Title
Cost (or Price) Forecasting in the Face of Technological Advance
Speaker
David Harville, IBM Thomas J. Watson Research Center
Abstract
The problem considered is that of forecasting the future costs of hard drives of various capacities and speeds of revolution or more generally that of forecasting the future costs of various versions of a commodity that is subject to technological advance. In the initial development, it is supposed that the data consist of past and present costs. A model is proposed in which the past, present, and future costs of each version are related to each other and also to the costs of the other versions. The model encompasses a stochastic version of an empirical relationship known as Moore's law. A forecasting methodology was developed by adopting a Bayesian approach and by taking the prior distribution to be of a relatively tractable form. An implementation of the Gibbs sampler was devised for making draws from the posterior distribution of the future costs; the forecasts are based on those draws.
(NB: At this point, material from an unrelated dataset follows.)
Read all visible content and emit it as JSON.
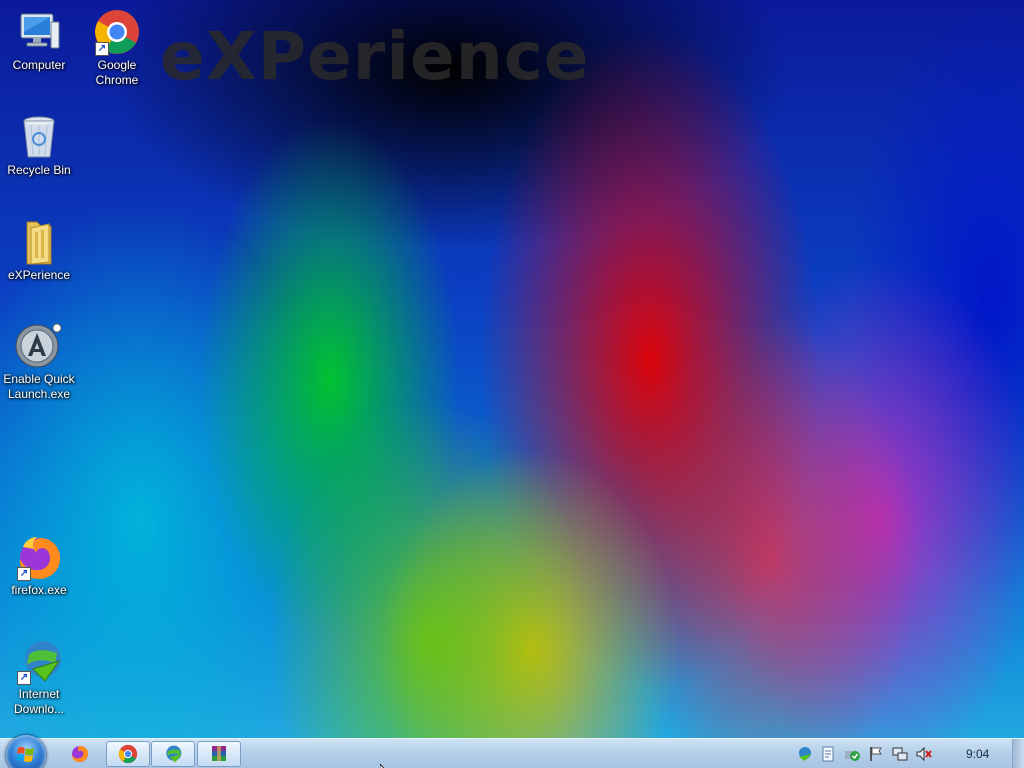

The proposed methodology was used to obtain forecasts retrospectively from data accumulated (over a five-year period) on the quarterly costs of hard drives. The accuracy of the longer-term forecasts compared favorably with those of certain benchmark forecasts, while the accuracy of the shorter-term forecasts compared less favorably. Greater accuracy can be achieved through enhancements to the proposed methodology that provide for the utilization of supplementary information (i.e., information that is relevant but that is not fully reflected in the past and present costs).
*This work is joint with Holger Dette and Lorens Imhof of Germany.